Shipbuilding woes continued to put a significant amount of pressure on South Korea’a Hyundai Heavy Industries (HHI), as the shipbuilder saw a 49.7 percent drop in its net income during the second quarter of 2017.
HHI delivered a net income of KRW 69.2 billion (USD 61.6 million) for the quarter ended June 30, down from KRW 137.5 billion (USD 122.5 million) seen in the same three-month period in 2016, the company said in a stock exchange filing.
Operating profit was also down to KRW 151.7 billion from KRW 175.7 billion, representing a decrease of 13.7 percent, while the shipbuilder’s sales plunged by 23.8 percent to KRW 4.62 trillion from KRW 6.07 trillion.
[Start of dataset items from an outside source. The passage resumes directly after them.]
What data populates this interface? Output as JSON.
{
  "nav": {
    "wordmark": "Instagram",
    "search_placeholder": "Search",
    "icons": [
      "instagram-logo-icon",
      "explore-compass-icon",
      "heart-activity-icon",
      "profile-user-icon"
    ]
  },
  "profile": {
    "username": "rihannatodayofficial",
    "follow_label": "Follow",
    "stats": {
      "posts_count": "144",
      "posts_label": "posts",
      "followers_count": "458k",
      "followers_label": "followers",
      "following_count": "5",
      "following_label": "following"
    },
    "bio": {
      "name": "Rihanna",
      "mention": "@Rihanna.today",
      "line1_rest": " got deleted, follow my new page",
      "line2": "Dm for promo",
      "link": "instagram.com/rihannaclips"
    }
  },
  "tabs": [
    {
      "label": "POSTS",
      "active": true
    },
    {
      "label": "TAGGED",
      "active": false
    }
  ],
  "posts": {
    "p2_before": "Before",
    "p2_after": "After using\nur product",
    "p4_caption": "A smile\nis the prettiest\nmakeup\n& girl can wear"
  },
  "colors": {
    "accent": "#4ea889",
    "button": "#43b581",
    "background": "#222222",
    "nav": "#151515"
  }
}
On the back of a slump in the shipbuilding industry, on July 30 HHI clinched a USD 600 million contract to build up to eight 84,000 cbm very large gas carriers (VLGCs) for the oil trading company Vitol, Reuters said.
The deal includes two firm liquefied petroleum gas (LPG) tanker orders and an option for six more vessels of the same type. To be built in Ulsan, the new LPG tankers are scheduled to be delivered to their owner in the first half of 2019.
The shipbuilder earlier informed that it secured KRW 1 trillion by late July as a part of its KRW 3.5 trillion management improvement plan, which HHI has been implementing since June 2016 in an effort to improve its balance sheet.
In the second half of 2017, the company continued to pursue its focus on core businesses by liquidating poor performing overseas offices and incorporate firms, and selling non-core assets including.